275 F. 834 | 5th Cir. | 1921
Swift filed his petition to be adjudged a bankrupt on November 6, 1917, and was so adjudicated on November 8. On June 7, 1918, the Bank of Elberton filed a petition to vacate the order adjudicating Swift a bankrupt. On October 29, 1918, Swift filed his application for a final discharge. The petition to vacate the order adjudging Swift a bankrupt was litigated in the District Court. and in the Circuit Court of Appeals until February 22, 1921, when the mandate from this court was made the judgment of the District Court.
During April, 1921, the application for discharge was advertised, and set for a hearing on May 7, 1921. The Bank of Elberton then filed its motion to dismiss such application for want of earlier prosecution. The District Judge overruled said motion to dismiss, holding
We think the District Judge decided correctly in holding that the bankrupt was not in laches in not pressing his application for discharge, during the pendency of the petition of the bank to vacate the order adjudicating him a bankrupt. If this petition had been sustained, it would have disposed of the application for discharge. It was in its nature a matter to be first disposed of, before the time of the court was taken up on the application to grant the bankrupt a final discharge. The bank does not contend that the application should have been decided until its petition was disposed of, but that the court should have heard the evidence on the application to discharge, and have withheld judgment until the petition to vacate had been finally disposed of.
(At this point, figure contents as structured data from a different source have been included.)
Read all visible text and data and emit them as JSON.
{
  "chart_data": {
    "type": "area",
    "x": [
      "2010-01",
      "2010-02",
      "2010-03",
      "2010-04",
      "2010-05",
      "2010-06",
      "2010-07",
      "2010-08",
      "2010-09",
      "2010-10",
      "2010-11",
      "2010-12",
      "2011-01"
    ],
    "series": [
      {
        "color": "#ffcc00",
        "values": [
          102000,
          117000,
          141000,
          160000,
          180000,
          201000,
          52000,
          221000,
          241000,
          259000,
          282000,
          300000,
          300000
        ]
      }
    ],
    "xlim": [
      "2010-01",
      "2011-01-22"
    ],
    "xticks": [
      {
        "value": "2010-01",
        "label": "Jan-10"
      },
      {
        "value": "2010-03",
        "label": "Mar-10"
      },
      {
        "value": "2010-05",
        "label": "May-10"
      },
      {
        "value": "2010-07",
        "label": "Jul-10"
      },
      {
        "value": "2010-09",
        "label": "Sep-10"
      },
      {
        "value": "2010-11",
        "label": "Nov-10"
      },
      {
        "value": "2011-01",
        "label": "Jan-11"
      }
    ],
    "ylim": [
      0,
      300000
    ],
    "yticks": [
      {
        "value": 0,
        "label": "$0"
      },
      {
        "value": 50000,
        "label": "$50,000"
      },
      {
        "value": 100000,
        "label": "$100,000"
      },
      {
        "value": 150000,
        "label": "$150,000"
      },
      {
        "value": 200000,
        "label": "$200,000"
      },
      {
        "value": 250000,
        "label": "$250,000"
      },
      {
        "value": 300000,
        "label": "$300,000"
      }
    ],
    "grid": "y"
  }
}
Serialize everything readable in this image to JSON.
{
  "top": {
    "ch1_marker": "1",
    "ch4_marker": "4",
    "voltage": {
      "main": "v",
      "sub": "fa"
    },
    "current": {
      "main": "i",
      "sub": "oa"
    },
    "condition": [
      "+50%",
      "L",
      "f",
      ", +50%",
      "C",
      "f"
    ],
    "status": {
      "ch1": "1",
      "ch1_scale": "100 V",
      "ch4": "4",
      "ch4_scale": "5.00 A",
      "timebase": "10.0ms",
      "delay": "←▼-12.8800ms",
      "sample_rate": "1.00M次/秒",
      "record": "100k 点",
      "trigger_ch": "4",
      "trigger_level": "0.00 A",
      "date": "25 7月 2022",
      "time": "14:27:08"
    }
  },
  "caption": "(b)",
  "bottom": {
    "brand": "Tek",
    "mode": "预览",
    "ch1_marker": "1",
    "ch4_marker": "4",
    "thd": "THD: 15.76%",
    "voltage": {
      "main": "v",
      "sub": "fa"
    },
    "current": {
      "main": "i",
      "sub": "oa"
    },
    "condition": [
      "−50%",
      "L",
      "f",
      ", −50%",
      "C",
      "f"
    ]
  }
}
This, at best, is an unusual method of trying an issue, and certainly, as the court below held, the bank, if special reasons for such a course existed, could have moved in the matter of hearing. Unquestionably the court could have declined to hear a matter in this way, or to hear the application to grant a final discharge, pending the termination of the proceeding to set aside the order of adjudication. His judgment on such a matter would have involved the exercise of a discretion with which this court would not interfere in the absence of an error of law, clearly pointed out. In re Neal (D. C.) 270 Fed. 289.
The case is wholly unlike that of Lindeke v. Converse, 198 Fed. 618, 117 C. C. A. 322, which presented a delay without legal excuse or reason for over four years of the setting down of an application for discharge, which had been filed, by permissive order, after the regular time for filing had elapsed.
The petition to superintend and revise is therefore denied.